ClickHouse Iceberg Catalog Integration

ClickHouse Apache Iceberg MinIO

Table of Contents

Overview

This project demonstrates how to integrate ClickHouse with Apache Iceberg tables using ClickHouse's DataLakeCatalog connector. It provides a complete end-to-end setup where you can query and analyze data stored in Iceberg tables directly from ClickHouse without any ETL processes.

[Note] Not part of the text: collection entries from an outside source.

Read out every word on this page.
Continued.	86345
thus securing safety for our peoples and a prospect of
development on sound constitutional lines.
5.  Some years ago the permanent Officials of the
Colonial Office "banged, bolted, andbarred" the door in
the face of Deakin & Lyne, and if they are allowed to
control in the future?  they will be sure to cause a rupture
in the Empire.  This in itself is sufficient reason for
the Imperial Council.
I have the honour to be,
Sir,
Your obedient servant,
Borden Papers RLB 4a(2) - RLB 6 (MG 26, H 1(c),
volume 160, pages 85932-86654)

ClickHouse Iceberg Integration

What is this project about?

  • Apache Iceberg: An open table format for huge analytic datasets
  • ClickHouse: A high-performance columnar database
  • Integration: ClickHouse connecting to Iceberg tables through DataLakeCatalog

Note: This integration uses ClickHouse version 25.3 or later. The DataLakeCatalog feature is marked as experimental in these versions.

Key Benefits

  • Cost Optimization: Store historical or cold data in object storage (S3/MinIO) while maintaining query capabilities
  • Query Federation: Use ClickHouse's powerful analytics on both hot data (in ClickHouse native tables) and cold data (in Iceberg)
  • Unified Data Access: Query across multiple storage tiers with a single interface

Components and Architecture

This project sets up a Docker-based environment with the following components:

  1. ClickHouse Server: Database engine for querying Iceberg data
  2. Iceberg REST Catalog: HTTP service for managing Iceberg metadata (using tabulario/iceberg-rest)
  3. MinIO: S3-compatible object storage for the actual data files
  4. Python Utilities: Tools for schema creation and data generation

Architecture Diagram

┌─────────────────────────────────────────────────────────────────┐
│                                                                 │
│       ┌───────────────┐       ┌────────────────┐                │
│       │  ClickHouse   │       │ Iceberg REST   │                │
│       │   Server      │───────│   Catalog      │                │
│       └───────────────┘       └────────────────┘                │
│              │                         │                        │
│              │                         │                        │
│              │                         │                        │
│              │                         ▼                        │
│              │                ┌────────────────┐                │
│              │                │    MinIO/S3    │                │
│              │                │  Object Store  │                │
│              │                └────────────────┘                │
│              │                         ▲                        │
│              │                         │                        │
│              └─────────────────────────┘                        │
│                  Direct data access                             │
│                                                                 │
└─────────────────────────────────────────────────────────────────┘

Getting Started

Prerequisites

  • Docker and Docker Compose
  • Make (optional but recommended)

Installation

  1. Clone the repository

    git clone https://github.com/yourname/clickhouse-iceberg.git
    cd clickhouse-iceberg
  2. Start all services:

    make start

    This will start ClickHouse, Iceberg REST Catalog, and MinIO services.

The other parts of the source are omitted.